What is a sampling distribution?
What is a standard error?

To do good, honest empirical work, you need to understand these concepts well. Conversely, most of the problems with empirical social science that we will discuss boil down to misunderstandings or neglect of these concepts.

Statistics

A statistic is a function of sample data. Let \(X = (X_1, \ldots, X_N)\) denote our sample data. The most widely known statistic is the sample mean, defined by the function \[m(X) = \frac{1}{N} \sum_{i=1}^N X_i.\] Other statistics include the sample median, the sample variance, the minimum and maximum, and so on. Anything that’s a function of the sample is a statistic.

I’m going to use a running example to illustrate each of the concepts I asked you about. Assume we have a sample \(X = (X_1, \ldots, X_N)\) where each \(X_i\) is drawn independently from a uniform distribution on \([0, 1]\): \(X_i \stackrel{i.i.d.}{\sim} U[0, 1]\). For reasons that will become clear later, assume that \(X\) is ordered from smallest to largest, so \(X_1 \leq X_2 \leq \cdots \leq X_{N-1} \leq X_N\). Finally, assume we also observe a sample of \(Y = (Y_1, \ldots, Y_N)\), where \[Y_i = 1 + 2 X_i + \epsilon_i,\] with \(\epsilon_i \stackrel{i.i.d.}{\sim} U[-1, 1]\).

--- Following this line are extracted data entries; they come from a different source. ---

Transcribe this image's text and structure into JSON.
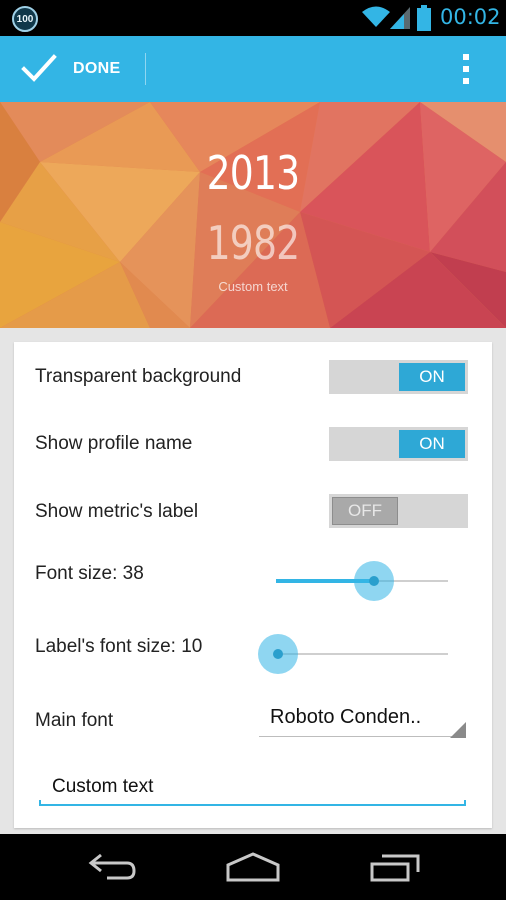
{
  "status_bar": {
    "notification_badge": "100",
    "time": "00:02",
    "icons": [
      "wifi-icon",
      "signal-icon",
      "battery-icon"
    ],
    "accent_color": "#33b5e5"
  },
  "action_bar": {
    "done_label": "DONE",
    "done_icon": "checkmark-icon",
    "overflow_icon": "overflow-menu-icon",
    "background_color": "#33b5e5"
  },
  "preview": {
    "year": "2013",
    "metric": "1982",
    "custom_text": "Custom text"
  },
  "settings": {
    "transparent_background": {
      "label": "Transparent background",
      "state": "ON"
    },
    "show_profile_name": {
      "label": "Show profile name",
      "state": "ON"
    },
    "show_metric_label": {
      "label": "Show metric's label",
      "state": "OFF"
    },
    "font_size": {
      "label": "Font size: 38",
      "value": 38,
      "level": 0.57
    },
    "label_font_size": {
      "label": "Label's font size: 10",
      "value": 10,
      "level": 0.0
    },
    "main_font": {
      "label": "Main font",
      "selected": "Roboto Conden.."
    },
    "custom_text_field": {
      "value": "Custom text"
    }
  },
  "nav_bar": {
    "icons": [
      "back-icon",
      "home-icon",
      "recent-apps-icon"
    ]
  }
}
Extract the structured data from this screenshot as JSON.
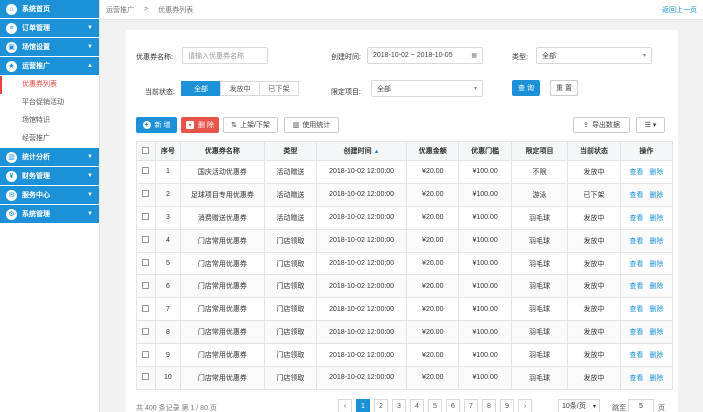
{
  "sidebar": {
    "items": [
      {
        "label": "系统首页",
        "icon": "home-icon",
        "glyph": "⌂"
      },
      {
        "label": "订单管理",
        "icon": "order-icon",
        "glyph": "≡"
      },
      {
        "label": "场馆设置",
        "icon": "venue-icon",
        "glyph": "▣"
      },
      {
        "label": "运营推广",
        "icon": "promo-icon",
        "glyph": "★"
      }
    ],
    "subitems": [
      {
        "label": "优惠券列表"
      },
      {
        "label": "平台促销活动"
      },
      {
        "label": "场馆特识"
      },
      {
        "label": "经营推广"
      }
    ],
    "items2": [
      {
        "label": "统计分析",
        "icon": "chart-icon",
        "glyph": "▥"
      },
      {
        "label": "财务管理",
        "icon": "finance-icon",
        "glyph": "¥"
      },
      {
        "label": "服务中心",
        "icon": "service-icon",
        "glyph": "✉"
      },
      {
        "label": "系统管理",
        "icon": "settings-icon",
        "glyph": "⚙"
      }
    ]
  },
  "header": {
    "crumb1": "运营推广",
    "sep": ">",
    "crumb2": "优惠券列表",
    "back": "返回上一页"
  },
  "filters": {
    "name_label": "优惠券名称:",
    "name_placeholder": "请输入优惠券名称",
    "created_label": "创建时间:",
    "created_value": "2018-10-02  ~  2018-10-05",
    "type_label": "类型:",
    "type_value": "全部",
    "status_label": "当前状态:",
    "status_options": [
      "全部",
      "发放中",
      "已下架"
    ],
    "limit_label": "限定项目:",
    "limit_value": "全部",
    "query": "查 询",
    "reset": "重 置"
  },
  "toolbar": {
    "add": "新 增",
    "delete": "删 除",
    "onoff": "上架/下架",
    "stats": "使用统计",
    "export": "导出数据"
  },
  "table": {
    "headers": [
      "",
      "序号",
      "优惠券名称",
      "类型",
      "创建时间",
      "优惠金额",
      "优惠门槛",
      "限定项目",
      "当前状态",
      "操作"
    ],
    "view": "查看",
    "del": "删除",
    "rows": [
      [
        "1",
        "国庆活动优惠券",
        "活动赠送",
        "2018-10-02  12:00:00",
        "¥20.00",
        "¥100.00",
        "不限",
        "发放中"
      ],
      [
        "2",
        "足球项目专用优惠券",
        "活动赠送",
        "2018-10-02  12:00:00",
        "¥20.00",
        "¥100.00",
        "游泳",
        "已下架"
      ],
      [
        "3",
        "消费赠送优惠券",
        "活动赠送",
        "2018-10-02  12:00:00",
        "¥20.00",
        "¥100.00",
        "羽毛球",
        "发放中"
      ],
      [
        "4",
        "门店常用优惠券",
        "门店领取",
        "2018-10-02  12:00:00",
        "¥20.00",
        "¥100.00",
        "羽毛球",
        "发放中"
      ],
      [
        "5",
        "门店常用优惠券",
        "门店领取",
        "2018-10-02  12:00:00",
        "¥20.00",
        "¥100.00",
        "羽毛球",
        "发放中"
      ],
      [
        "6",
        "门店常用优惠券",
        "门店领取",
        "2018-10-02  12:00:00",
        "¥20.00",
        "¥100.00",
        "羽毛球",
        "发放中"
      ],
      [
        "7",
        "门店常用优惠券",
        "门店领取",
        "2018-10-02  12:00:00",
        "¥20.00",
        "¥100.00",
        "羽毛球",
        "发放中"
      ],
      [
        "8",
        "门店常用优惠券",
        "门店领取",
        "2018-10-02  12:00:00",
        "¥20.00",
        "¥100.00",
        "羽毛球",
        "发放中"
      ],
      [
        "9",
        "门店常用优惠券",
        "门店领取",
        "2018-10-02  12:00:00",
        "¥20.00",
        "¥100.00",
        "羽毛球",
        "发放中"
      ],
      [
        "10",
        "门店常用优惠券",
        "门店领取",
        "2018-10-02  12:00:00",
        "¥20.00",
        "¥100.00",
        "羽毛球",
        "发放中"
      ]
    ]
  },
  "footer": {
    "info": "共 400 条记录 第 1 / 80 页",
    "pages": [
      "‹",
      "1",
      "2",
      "3",
      "4",
      "5",
      "6",
      "7",
      "8",
      "9",
      "›"
    ],
    "page_size": "10条/页",
    "jump_label": "跳至",
    "jump_value": "5",
    "jump_unit": "页"
  }
}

We can draw our very own sample from this distribution using the handy random number generation functions in R.

n_obs <- 100
x <- runif(n_obs, min = 0, max = 1)
x <- sort(x)
y <- 1 + 2 * x + runif(n_obs, min = -1, max = 1)

Let’s take a look at the data we just simulated.

plot(x, y)

We can compute any manner of statistics from this sample.

mean(x)

## [1] 0.471

mean(y)

## [1] 1.94

sd(x)

## [1] 0.286

Even the scatterplot above is a statistic. Of course, the values of each of these statistics would have been different if the sample had come out differently. In other words, a statistic is a random variable, just like the sample data itself. The same is not true for parameters, our next concept of interest.

Parameters

A parameter is a feature of the population of data. Unlike the value of a statistic, which depends on the particular sample and thus is variable, the value of a parameter is fixed. The most widely known example of a parameter is the population mean, \(E[X]\). Another example is the population variance, \(E[(X - E[X])^2]\).

In our running example, the population mean of each random draw \(X_i\) is \(E[X_i] = 0.5\). The population mean of each \(Y_i\) is \[E[Y_i] = E[1 + 2 X_i + \epsilon_i] = 1 + 2 E[X_i] + E[\epsilon_i] = 2.\] These don’t change with the sample. No matter which data we draw, the parameters remain the same.

In regression analysis, we care about a particular type of parameter: the conditional expectation of \(Y_i\), given some value of \(X_i\). In other words, if we fix the value of the random draw \(X_i\) to be some specific quantity \(x\), what is the expected value of the random draw \(Y_i\)? In our running example, we have

\[ \begin{aligned} E[Y_i \,|\, X_i = x] &= E[1 + 2x + \epsilon_i] \\ &= 1 + 2x + E[\epsilon_i] \\ &= 1 + 2x. \end{aligned} \]

To get ahead of ourselves a bit, let’s call \(f(x) = E[Y_i \,|\, X_i = x]\) the regression function. Specific values of the regression function, like \(f(0) = 1\) and \(f(1) = 3\), are parameters. So are its derivatives. When the regression function is affine, such as the one in the running example, its derivatives are constant. So we can define yet another parameter by \[\beta = \frac{d f(x)}{d x}.\] In the running example, we have \(\beta = 2\).¹

Whereas statistics are variable functions of the sample data, parameters are fixed features of the population. We often use statistics to make inferences about parameters. That brings us to the topic of estimators.

Estimators

An estimator is a statistic used to estimate a parameter. This definition seems a bit tautological. It is. Take any statistic, say “I am using this statistic to estimate such-and-such parameter,” and—ta da! You have an estimator. It won’t be a very good estimator if you didn’t choose your statistic carefully, but it will be an estimator nonetheless. The important part is that an estimator, being a statistic, is a function of sample data.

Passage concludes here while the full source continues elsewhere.